3 Responses to António José Vaz – o candidato do PS ao Sabugal

  1. João Duarte diz:

    “Já nos retiraram os postos da Guarda Fiscal, depois foram as escolas, a seguir os médicos e enfermeiros, os correios, o padre, e agora as Juntas de Freguesia”, diz o candidato. Sobre a questão do padre não me pronuncio (haverá gente a quem fará mais falta),mas sobre o resto , pergunto: E o PS nada teve a ver com isto? Está inocentinho de todo, nestas coisas que nos retiraram? Como é possível um Partido que assinou o famigerado “memorando” querer deitar areia para os olhos?
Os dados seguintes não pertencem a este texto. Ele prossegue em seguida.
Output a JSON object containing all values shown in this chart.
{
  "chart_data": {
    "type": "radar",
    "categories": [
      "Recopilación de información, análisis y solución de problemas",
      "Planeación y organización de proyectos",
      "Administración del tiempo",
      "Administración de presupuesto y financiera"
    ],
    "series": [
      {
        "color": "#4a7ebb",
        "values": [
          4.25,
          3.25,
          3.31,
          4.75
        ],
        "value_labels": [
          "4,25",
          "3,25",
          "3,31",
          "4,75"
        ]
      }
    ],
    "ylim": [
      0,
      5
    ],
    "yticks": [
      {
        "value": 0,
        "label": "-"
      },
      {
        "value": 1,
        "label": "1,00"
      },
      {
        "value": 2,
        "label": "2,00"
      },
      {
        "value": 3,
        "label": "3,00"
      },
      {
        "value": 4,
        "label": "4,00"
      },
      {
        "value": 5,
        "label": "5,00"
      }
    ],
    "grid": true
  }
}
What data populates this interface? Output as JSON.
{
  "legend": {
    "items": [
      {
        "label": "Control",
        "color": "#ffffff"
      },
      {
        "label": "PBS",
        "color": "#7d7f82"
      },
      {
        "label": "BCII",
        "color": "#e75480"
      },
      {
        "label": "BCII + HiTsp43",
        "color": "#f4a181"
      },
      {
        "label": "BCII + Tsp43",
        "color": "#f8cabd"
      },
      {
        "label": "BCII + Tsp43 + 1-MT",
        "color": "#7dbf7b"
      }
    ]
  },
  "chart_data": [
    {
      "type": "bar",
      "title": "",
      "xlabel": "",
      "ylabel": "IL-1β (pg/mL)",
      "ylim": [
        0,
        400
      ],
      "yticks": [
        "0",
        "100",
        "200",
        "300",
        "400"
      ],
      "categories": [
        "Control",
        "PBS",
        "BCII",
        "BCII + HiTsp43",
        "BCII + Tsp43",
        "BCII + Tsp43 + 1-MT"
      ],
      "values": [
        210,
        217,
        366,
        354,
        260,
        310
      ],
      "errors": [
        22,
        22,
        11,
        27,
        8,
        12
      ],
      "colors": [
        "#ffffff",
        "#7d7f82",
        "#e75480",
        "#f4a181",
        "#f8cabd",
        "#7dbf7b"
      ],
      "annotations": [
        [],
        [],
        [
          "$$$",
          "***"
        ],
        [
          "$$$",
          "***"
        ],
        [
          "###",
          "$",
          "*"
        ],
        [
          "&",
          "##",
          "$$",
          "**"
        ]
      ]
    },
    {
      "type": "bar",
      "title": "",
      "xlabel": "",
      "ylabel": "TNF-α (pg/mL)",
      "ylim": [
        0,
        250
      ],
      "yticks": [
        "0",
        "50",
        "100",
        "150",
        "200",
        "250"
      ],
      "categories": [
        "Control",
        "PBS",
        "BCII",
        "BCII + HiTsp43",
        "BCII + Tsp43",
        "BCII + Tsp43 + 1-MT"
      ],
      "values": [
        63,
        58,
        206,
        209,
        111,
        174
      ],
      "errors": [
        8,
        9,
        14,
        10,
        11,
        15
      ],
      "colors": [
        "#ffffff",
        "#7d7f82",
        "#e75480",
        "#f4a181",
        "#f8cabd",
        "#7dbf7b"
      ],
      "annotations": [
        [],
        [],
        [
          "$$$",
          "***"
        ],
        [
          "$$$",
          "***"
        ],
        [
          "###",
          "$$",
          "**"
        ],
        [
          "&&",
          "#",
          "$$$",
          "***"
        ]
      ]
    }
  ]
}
  2. Luis de Santarino Fernandes diz:

    Sempre tive a certeza que o meu Amigo António Vaz seria um excelente candidato à Câmara Municipal do Sabugal. Por ser um excelente técnico, talvez! Por já ter alguma/muita experiência política, porque não? Mas sobretudo, porque tem um amor profundo à sua terra.
    Não seria preciso conhecê-lo para perceber, durante esta entrevista, que é um homem de diálogo e de consensos.
    Não tem certezas – todos os que as têm afundam-se com elas – mas tem uma enorme vontade de chegar ao fim da linha e perceber que, afinal, aquele não era o final. Há muito mais para além da sua vontade, porque a seguir a ele outros virão, novas gerações de gente trabalhadora e solidária, que dará por bem empregue o estudo que fizerem.
    Tem uma grande vontade. Por isso, também, entendeu o Partido Socialista “convocá-lo” para um trabalho que não se afigura fácil. Porque se fosse fácil, talvez não fosse para ele.
    Mas um homem determinado, também com a determinação dos cidadãos, consegue transpor barreiras, intransponíveis para o comum dos mortais.
    Por Coimbra, por estas bandas, perderemos um homem competente, sério, intelectualmente acima da média. Mas ganharemos em satisfação porque sabemos que o Sabugal tem um homem à sua dimensão.
    Da parte dos Amigos de Coimbra terá todo o apoio, segundo a velha máxima:
    “António, vai em frente, tens aqui a tua gente”!
    Lá estaremos para a festa pá!

  3. António Paulo Martins diz:

    Conheço o Tó-Zé à muitos anos, não é da minha cor politica, mas não tenho duvidas que será um bom presidente. Não contará com o meu voto, pelo simples motivo de tal como a maioria dos sabugalenses da minha geração ter tido necessidade de abandonar a terra que tanto ama.